How Agencies Can Get More From Their Employees Despite Budget Cuts
Chief human capital officers recommend changes to workforce management.
Human resources professionals in the federal government are prepared to do more with less, according to a new report, but also view systematic changes as a key element of workforce improvement.
Chief human capital officers and other HR leaders told the Partnership for Public Service that budget cuts have made it difficult, though not impossible, to measure performance and make smarter personnel decisions. PPS and Grant Thornton LLP interviewed 62 CHCOs and HR officials to determine the challenges they face in managing the federal workforce.
In addition to less overall money, HR leaders have struggled with a lack of stability and flexibility in dealing with cuts. The CHCOs have not been able to plan their own spending reductions strategically and the resulting cuts to training have mitigated their capacity to do their jobs.
More funding is not the sole solution to improving employee engagement and efficiency, but the HR representatives repeatedly told interviewers Congress, the Office of Personnel Management and the Office of Management and Budget should undo cuts to training and related travel expenses. Six in 10 respondents said they could use more financial resources, while two in three said their offices could benefit from additional staffing resources.

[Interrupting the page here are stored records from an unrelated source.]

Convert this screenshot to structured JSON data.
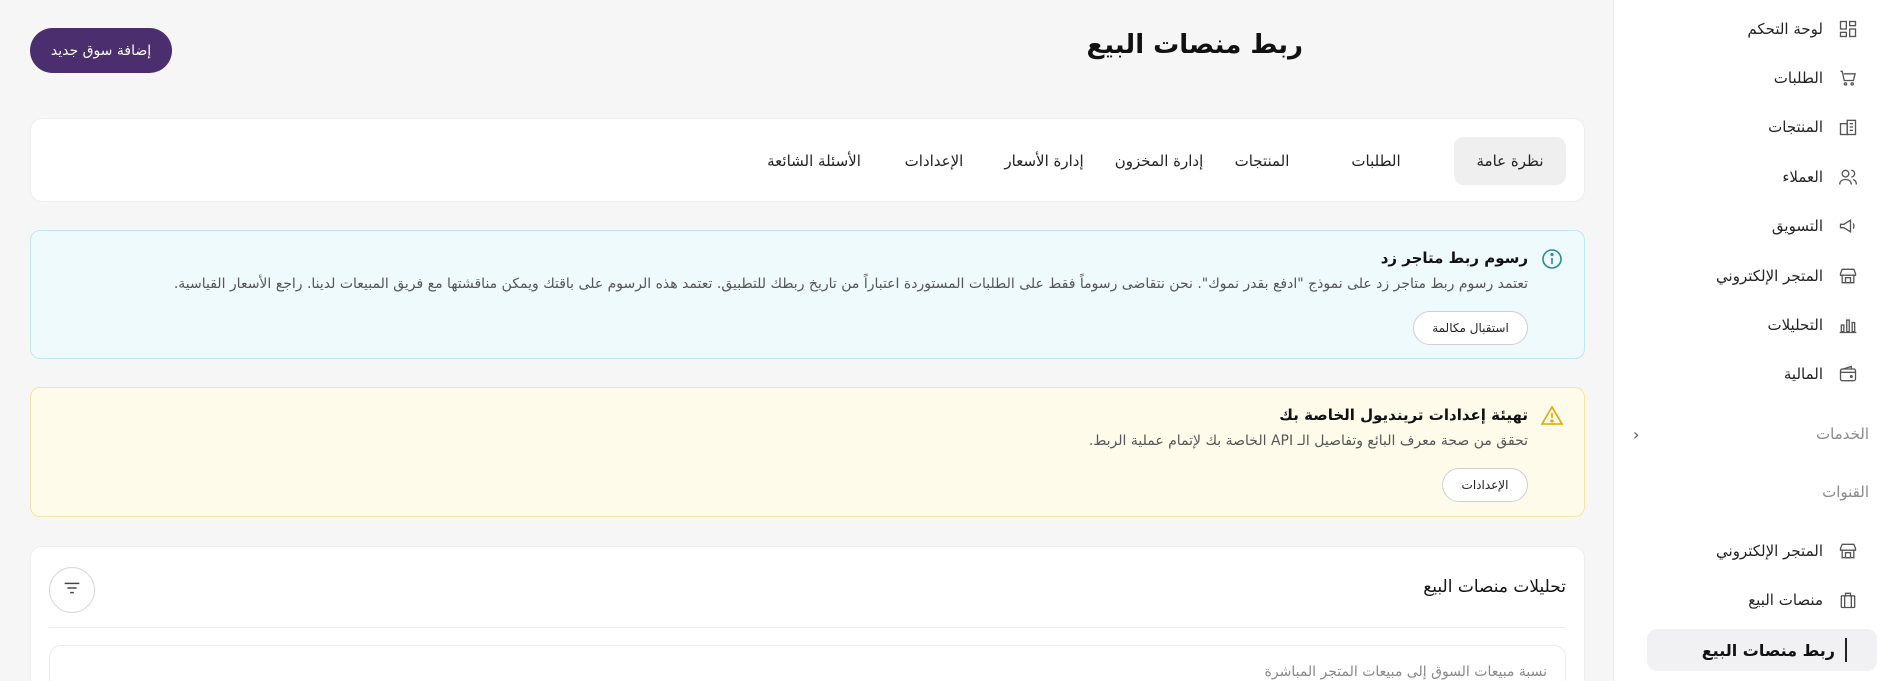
{
  "sidebar": {
    "items": [
      {
        "label": "لوحة التحكم",
        "icon": "dashboard-icon"
      },
      {
        "label": "الطلبات",
        "icon": "cart-icon"
      },
      {
        "label": "المنتجات",
        "icon": "products-icon"
      },
      {
        "label": "العملاء",
        "icon": "users-icon"
      },
      {
        "label": "التسويق",
        "icon": "megaphone-icon"
      },
      {
        "label": "المتجر الإلكتروني",
        "icon": "store-icon"
      },
      {
        "label": "التحليلات",
        "icon": "bar-chart-icon"
      },
      {
        "label": "المالية",
        "icon": "wallet-icon"
      }
    ],
    "services_label": "الخدمات",
    "channels_label": "القنوات",
    "channel_items": [
      {
        "label": "المتجر الإلكتروني",
        "icon": "store-icon"
      },
      {
        "label": "منصات البيع",
        "icon": "briefcase-icon"
      }
    ],
    "active_item": "ربط منصات البيع"
  },
  "header": {
    "title": "ربط منصات البيع",
    "add_button": "إضافة سوق جديد"
  },
  "tabs": [
    {
      "label": "نظرة عامة",
      "active": true
    },
    {
      "label": "الطلبات"
    },
    {
      "label": "المنتجات"
    },
    {
      "label": "إدارة المخزون"
    },
    {
      "label": "إدارة الأسعار"
    },
    {
      "label": "الإعدادات"
    },
    {
      "label": "الأسئلة الشائعة"
    }
  ],
  "info_alert": {
    "title": "رسوم ربط متاجر زد",
    "text": "تعتمد رسوم ربط متاجر زد على نموذج \"ادفع بقدر نموك\". نحن نتقاضى رسوماً فقط على الطلبات المستوردة اعتباراً من تاريخ ربطك للتطبيق. تعتمد هذه الرسوم على باقتك ويمكن مناقشتها مع فريق المبيعات لدينا. راجع الأسعار القياسية.",
    "button": "استقبال مكالمة"
  },
  "warn_alert": {
    "title": "تهيئة إعدادات ترينديول الخاصة بك",
    "text": "تحقق من صحة معرف البائع وتفاصيل الـ API الخاصة بك لإتمام عملية الربط.",
    "button": "الإعدادات"
  },
  "analytics": {
    "title": "تحليلات منصات البيع",
    "subtitle": "نسبة مبيعات السوق إلى مبيعات المتجر المباشرة"
  },
  "colors": {
    "primary": "#4a2e6e",
    "info_bg": "#eefafb",
    "warn_bg": "#fefbeb",
    "warn_icon": "#e0a800",
    "info_icon": "#2a8a9a"
  }
}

Tightened purse strings have also led to cuts in bonuses and performance awards, making it more difficult for HR officials to recognize good performance. Employees feel demoralized and undervalued, according to the report, and are leaving federal service. Managers are then not hiring to replace employees in equal numbers, the HR leaders said, due to budget constraints.
Still, agencies must do a better job of operating more efficiently. In some cases it may not be necessary to conduct a one-for-one replacement of departing workers, but agencies are not adequately using analytics to make that determination, the officials said.
“If you have 100 people and five are retiring, people just want to replace five people instead of asking if 100 was the right number in the first place,” one CHCO told the interviewers.
Making these decisions requires not just the data but also people who can interpret them, the HR officials said. Such an investment can help agencies operate more efficiently in the long term.
“We recognize we are going to be in lean years and we have to be smarter about what we do,” another CHCO said.
HR officials have run into some pushback in instituting new initiatives, however. Top-level supervisors at most agencies have jumped on board, they said, but when they have asked for cooperation from second-tier managers “it was like they felt we asked them to land on the moon,” an HR leader said.
The managers were especially reluctant to participate in performance management programs.
“Everywhere in the government, performance management creates problems in the workforce,” a CHCO said. “It is a horrible process and very painful. Everyone here truly hates it.”
Managers should improve not just their relationships with HR professionals, but also with their own employees. They should especially spend more time with poorly performing workers and institute probationary periods, the report said. The CHCOs acknowledged, however, sometimes dealing with a low performer is more trouble than it is worth, especially when firing them could lead to no replacement at all.
“Nine out of 10 times the [Equal Employment Opportunity Commission], the union and your own general counsel are working against you,” an HR official said. “Who wants to go through that?”
Other reforms Congress and the administration should consider, according to the HR leaders, are changes to the veterans preference in hiring -- which can hamstring agencies from hiring qualified individuals and meeting other diversity requirements -- and a more fundamental civil service overhaul including revamping job classifications.